Firstly, the primary outcome doesn’t match their clinicaltrials.gov registration.  They’ve changed it from mean base excess during hospital stay to two primary outcomes that weren’t even both previously defined as secondary outcomes – increase in creatinine from baseline and incidence of acute kidney injury according to the RIFLE classification.

Then, they offer two positive results from their study – a decrease in the incidence of AKI and the use of renal replacement therapy.  The authors use RIFLE as their indicator of AKI – but they don’t pre-define which categories of RIFLE they use, and lump “Injury” and “Failure” together to a composite endpoint to gain statistical significance.  Otherwise, it’s a 7.4% control and 5.4% intervention difference in “Failure” that doesn’t reach statistical significance – and considering the mean baseline creatinine was lower in the intervention period, it ought to be expected to reach the failure definition less frequently.

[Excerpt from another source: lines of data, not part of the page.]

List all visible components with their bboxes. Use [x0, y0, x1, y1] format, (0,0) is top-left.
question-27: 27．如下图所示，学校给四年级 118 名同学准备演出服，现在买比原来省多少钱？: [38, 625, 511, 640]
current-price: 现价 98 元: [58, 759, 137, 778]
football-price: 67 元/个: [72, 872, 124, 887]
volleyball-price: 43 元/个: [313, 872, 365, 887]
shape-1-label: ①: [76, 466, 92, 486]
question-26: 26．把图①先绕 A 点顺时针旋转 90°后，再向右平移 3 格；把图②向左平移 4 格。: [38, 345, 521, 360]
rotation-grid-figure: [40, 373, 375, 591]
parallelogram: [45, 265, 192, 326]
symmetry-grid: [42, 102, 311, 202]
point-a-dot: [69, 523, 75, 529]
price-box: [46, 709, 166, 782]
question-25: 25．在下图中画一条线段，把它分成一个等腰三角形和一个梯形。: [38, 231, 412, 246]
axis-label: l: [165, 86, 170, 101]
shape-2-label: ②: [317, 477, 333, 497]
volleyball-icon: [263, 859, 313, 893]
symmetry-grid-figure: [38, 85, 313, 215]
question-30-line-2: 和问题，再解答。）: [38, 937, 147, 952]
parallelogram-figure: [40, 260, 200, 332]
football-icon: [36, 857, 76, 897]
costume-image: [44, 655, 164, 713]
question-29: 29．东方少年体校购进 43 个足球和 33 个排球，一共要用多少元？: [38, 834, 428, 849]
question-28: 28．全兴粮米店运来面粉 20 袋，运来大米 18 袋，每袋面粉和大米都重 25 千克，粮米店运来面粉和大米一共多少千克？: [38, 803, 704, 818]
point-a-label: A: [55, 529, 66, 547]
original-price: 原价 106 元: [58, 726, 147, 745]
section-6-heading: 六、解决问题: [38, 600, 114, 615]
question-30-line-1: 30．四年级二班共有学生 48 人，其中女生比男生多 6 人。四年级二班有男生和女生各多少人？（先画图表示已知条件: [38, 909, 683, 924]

The difference in rise of creatinine reaches statistical significance – but they’ve hidden the details in their online supplement  The mean serum creatinine in the baseline period rises from 10.4 mmol/L to 11.0 mmol/L, and in the intervention period from 10.3 mmol/L to 10.7 mmol/L.  This might be statistically significant, but hardly clinically significant.  Luckily, the authors use a skewed y-axis to distort and magnify the difference in their graph of these results.

Lastly, the RRT difference reported in their six-month study period is befuddling.  The overall rate of RRT in the entire year of their baseline period is 7.9%, while the rate of RRT in the entire year of their intervention period is 7.4%.  Yet, in the six months reported for this study, they report RRT use of 10% in the baseline period and 6.3% for the intervention period.  This implies the authors retrospectively selected their study period in order to magnify the effect of the RRT difference.  This difference in RRT also doesn’t match the 2% absolute difference in RIFLE classification for “failure” during the study period.  This implies the open-label nature of the study influenced the frequency of RRT use, as the authors may have exerted control over an outcome measure.

As far as patient-oriented outcomes go, after all this splitting of hairs, ICU length of stay was no different, the incidence of long-term dialysis was no different, and mortality was no different.  This is also a “bundle-of-care” study, with multiple different chloride-poor and chloride-rich fluids in use, which confounds the generalizability of the results.

Maybe chloride-sparing therapy is important.  But these authors are guilty of distorting and misleading with their presentation of results – and the JAMA editors, again, have failed us.

“Association Between a Chloride-Liberal vs Chloride-Restrictive Intravenous Fluid Administration Strategy and Kidney Injury in Critically Ill Adults”
www.ncbi.nlm.nih.gov/pubmed/23073953

Credit for much of the insight into this article goes to Greg Press, who prepared this article for last month’s Journal Club at UT-Houston – but he is in no way responsible for this unhinged rant.